I found this petite book of poems; Twelve Years of Christmas by Rod McKuen published 1966. So of course I’ve been reading a poem every night after dinner. And of course I’m going to share with you 🙂
True Holly (1958)
Because I love the sound of bells
I haunt the churchyards all year long
No matter where I might be traveling
Because true holly makes me smile
I wait for Christmas just like children
And I wait for children too.
Because September travels slow
I catch it when I can
And hold it over for another month or two
Because this year I’m poor again
I’ve written you another Christmas poem
Made with last year’s love and next year’s too
Another Thank You (1962)
For kissing me in the elevator last night.
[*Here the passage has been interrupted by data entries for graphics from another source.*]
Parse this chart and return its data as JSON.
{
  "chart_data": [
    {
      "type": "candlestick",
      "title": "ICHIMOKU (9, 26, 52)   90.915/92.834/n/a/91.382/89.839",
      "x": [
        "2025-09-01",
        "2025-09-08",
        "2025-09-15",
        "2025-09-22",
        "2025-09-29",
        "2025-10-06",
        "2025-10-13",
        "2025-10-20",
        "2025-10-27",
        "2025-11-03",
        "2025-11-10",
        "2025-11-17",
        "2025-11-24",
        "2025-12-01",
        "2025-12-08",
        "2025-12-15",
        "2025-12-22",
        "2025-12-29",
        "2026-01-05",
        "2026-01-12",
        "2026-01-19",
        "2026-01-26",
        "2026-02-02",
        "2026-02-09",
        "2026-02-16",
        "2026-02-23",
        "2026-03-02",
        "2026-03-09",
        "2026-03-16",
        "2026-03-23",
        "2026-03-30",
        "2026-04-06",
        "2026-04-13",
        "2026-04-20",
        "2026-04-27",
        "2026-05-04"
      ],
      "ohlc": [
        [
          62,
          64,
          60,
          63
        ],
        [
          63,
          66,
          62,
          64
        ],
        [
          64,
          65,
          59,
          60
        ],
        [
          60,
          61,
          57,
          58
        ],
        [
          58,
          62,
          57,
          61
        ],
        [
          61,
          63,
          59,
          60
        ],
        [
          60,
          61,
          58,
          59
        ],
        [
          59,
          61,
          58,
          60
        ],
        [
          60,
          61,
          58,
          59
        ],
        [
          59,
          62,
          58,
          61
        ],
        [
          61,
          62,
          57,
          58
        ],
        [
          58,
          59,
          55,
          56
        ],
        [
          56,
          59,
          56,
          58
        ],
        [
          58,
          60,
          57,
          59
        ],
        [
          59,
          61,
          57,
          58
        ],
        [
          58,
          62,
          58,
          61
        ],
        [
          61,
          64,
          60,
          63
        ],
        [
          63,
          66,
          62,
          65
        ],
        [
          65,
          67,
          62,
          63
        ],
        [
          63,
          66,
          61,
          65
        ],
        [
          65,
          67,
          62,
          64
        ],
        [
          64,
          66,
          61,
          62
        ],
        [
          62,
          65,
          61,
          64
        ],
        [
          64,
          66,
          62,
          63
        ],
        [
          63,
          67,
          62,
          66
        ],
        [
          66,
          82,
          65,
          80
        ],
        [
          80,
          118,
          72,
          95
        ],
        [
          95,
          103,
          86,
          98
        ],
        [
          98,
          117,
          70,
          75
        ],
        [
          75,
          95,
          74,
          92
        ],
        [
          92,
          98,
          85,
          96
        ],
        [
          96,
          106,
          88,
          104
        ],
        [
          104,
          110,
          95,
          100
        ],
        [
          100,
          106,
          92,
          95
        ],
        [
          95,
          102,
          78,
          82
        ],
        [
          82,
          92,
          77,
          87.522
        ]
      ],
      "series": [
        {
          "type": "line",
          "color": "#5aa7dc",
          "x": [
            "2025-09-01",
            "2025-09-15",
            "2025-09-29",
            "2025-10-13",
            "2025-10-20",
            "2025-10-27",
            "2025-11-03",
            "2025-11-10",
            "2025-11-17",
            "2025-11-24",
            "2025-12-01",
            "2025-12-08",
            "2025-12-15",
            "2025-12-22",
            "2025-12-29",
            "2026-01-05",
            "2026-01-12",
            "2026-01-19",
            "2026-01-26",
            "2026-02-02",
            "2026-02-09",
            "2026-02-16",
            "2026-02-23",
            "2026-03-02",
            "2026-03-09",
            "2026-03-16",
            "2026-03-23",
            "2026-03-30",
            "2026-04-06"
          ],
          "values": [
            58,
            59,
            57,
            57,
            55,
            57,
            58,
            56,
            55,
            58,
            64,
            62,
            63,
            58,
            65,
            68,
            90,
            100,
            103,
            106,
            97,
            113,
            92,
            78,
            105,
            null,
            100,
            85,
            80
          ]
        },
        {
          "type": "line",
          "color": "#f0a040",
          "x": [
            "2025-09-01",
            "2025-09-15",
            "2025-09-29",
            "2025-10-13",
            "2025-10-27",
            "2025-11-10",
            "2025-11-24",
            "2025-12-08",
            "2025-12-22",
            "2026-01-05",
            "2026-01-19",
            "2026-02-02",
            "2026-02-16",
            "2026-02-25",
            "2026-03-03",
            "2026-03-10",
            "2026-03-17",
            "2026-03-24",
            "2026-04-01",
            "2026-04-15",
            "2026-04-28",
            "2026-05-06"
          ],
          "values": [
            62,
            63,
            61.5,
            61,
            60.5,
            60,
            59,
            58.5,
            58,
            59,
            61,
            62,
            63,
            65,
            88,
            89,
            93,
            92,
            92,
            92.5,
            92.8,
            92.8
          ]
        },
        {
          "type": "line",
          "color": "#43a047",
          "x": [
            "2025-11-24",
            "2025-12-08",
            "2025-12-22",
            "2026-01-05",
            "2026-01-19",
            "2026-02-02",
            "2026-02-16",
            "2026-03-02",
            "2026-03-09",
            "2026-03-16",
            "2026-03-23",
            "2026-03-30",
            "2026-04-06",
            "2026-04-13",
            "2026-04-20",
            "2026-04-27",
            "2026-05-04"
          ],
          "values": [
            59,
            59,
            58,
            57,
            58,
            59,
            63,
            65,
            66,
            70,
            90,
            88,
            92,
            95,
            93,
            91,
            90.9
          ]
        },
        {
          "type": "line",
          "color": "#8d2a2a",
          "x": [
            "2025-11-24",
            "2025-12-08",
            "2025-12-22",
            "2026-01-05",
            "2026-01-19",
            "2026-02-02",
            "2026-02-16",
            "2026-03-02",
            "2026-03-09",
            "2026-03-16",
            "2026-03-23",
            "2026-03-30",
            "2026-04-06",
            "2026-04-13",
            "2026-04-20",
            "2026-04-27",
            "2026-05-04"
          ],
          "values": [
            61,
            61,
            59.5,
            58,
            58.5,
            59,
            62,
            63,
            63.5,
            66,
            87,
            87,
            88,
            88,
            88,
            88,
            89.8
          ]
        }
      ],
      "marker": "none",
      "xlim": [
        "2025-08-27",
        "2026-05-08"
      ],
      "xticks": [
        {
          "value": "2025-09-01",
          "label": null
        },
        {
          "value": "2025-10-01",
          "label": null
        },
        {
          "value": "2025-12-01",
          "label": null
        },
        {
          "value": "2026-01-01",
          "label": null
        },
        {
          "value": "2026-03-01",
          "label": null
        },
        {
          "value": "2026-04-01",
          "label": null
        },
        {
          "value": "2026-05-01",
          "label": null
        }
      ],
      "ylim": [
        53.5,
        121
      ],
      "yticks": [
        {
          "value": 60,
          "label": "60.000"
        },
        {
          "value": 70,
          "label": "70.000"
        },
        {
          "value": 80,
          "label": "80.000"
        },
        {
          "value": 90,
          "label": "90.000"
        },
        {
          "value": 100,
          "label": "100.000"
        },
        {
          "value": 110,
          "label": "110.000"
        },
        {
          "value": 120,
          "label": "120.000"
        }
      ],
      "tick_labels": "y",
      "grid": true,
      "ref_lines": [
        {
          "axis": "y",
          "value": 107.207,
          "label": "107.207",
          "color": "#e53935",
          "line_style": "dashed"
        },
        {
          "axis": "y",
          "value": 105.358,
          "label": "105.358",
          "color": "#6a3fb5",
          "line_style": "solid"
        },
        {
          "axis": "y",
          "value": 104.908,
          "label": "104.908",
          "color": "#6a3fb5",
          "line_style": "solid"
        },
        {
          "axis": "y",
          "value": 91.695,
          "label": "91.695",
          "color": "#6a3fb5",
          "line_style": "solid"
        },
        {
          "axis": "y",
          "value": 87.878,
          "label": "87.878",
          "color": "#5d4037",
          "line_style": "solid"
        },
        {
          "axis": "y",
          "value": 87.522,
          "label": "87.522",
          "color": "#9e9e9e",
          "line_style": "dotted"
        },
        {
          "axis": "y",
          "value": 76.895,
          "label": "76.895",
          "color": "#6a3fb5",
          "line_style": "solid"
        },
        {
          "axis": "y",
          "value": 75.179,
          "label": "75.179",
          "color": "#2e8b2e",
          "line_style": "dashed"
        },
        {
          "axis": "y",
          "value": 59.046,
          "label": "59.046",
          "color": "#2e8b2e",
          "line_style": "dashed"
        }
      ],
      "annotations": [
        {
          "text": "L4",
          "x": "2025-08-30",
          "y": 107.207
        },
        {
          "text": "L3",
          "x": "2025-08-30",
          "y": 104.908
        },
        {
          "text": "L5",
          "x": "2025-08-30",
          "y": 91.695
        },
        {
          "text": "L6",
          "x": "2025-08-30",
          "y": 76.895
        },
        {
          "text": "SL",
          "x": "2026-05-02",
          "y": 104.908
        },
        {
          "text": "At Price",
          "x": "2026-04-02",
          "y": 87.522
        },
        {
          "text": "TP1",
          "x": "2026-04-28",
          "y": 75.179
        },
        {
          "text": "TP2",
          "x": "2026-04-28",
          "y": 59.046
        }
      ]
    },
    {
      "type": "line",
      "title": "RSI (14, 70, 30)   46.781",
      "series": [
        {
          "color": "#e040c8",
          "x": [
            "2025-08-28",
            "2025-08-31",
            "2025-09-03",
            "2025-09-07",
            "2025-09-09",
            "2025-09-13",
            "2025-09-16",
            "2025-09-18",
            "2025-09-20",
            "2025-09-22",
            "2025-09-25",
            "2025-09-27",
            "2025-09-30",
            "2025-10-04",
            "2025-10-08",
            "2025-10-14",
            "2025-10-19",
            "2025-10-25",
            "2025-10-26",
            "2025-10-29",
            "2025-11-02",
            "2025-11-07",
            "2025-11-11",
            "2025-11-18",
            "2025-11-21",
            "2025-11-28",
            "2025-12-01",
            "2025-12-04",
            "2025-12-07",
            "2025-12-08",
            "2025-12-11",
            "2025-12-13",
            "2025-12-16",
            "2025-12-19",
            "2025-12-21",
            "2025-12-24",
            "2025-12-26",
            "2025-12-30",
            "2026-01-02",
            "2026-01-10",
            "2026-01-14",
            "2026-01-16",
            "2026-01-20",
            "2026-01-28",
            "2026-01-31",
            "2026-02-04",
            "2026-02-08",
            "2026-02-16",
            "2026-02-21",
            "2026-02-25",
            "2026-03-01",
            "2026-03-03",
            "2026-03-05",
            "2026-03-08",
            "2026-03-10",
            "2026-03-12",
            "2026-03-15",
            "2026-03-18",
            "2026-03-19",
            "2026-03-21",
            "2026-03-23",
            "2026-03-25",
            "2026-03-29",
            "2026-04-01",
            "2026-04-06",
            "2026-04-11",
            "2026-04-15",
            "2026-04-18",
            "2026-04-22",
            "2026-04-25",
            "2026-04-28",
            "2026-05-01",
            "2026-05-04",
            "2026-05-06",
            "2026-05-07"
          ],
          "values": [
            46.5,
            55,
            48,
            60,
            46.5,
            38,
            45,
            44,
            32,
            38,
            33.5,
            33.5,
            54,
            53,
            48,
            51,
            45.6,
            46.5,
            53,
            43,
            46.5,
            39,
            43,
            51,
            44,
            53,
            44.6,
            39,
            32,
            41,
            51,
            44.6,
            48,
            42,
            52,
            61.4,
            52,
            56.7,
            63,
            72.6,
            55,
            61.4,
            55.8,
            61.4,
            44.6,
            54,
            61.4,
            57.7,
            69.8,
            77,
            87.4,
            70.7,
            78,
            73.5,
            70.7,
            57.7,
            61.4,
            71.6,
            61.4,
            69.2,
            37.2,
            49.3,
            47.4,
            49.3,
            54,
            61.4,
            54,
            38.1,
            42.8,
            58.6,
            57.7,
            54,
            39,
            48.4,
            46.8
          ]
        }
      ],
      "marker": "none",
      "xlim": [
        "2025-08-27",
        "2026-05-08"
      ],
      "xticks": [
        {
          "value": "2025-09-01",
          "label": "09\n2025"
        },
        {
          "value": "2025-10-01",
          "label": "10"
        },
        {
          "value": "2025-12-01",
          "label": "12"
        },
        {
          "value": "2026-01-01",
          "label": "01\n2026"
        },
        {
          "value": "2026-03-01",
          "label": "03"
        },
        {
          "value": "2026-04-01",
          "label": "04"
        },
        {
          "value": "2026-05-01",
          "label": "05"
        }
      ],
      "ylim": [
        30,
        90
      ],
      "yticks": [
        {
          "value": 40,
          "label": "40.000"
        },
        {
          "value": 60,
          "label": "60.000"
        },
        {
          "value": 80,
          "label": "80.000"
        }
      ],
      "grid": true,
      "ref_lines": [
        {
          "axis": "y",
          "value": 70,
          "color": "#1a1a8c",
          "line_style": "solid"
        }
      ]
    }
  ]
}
Holidays meant little when I was young,
only supper at separate tables from the
So, thank you for the flowers, and the snow
and for the jam from the delicatessen
and for loving me.
Thank you for this one-room world.
(all I need when you’re here.)
Today while lying face to face
with love again
I closed my eyes to the seasons and to skies
And I was younger than I’ve ever been.
Thank you for escaping with me and sharing the journey!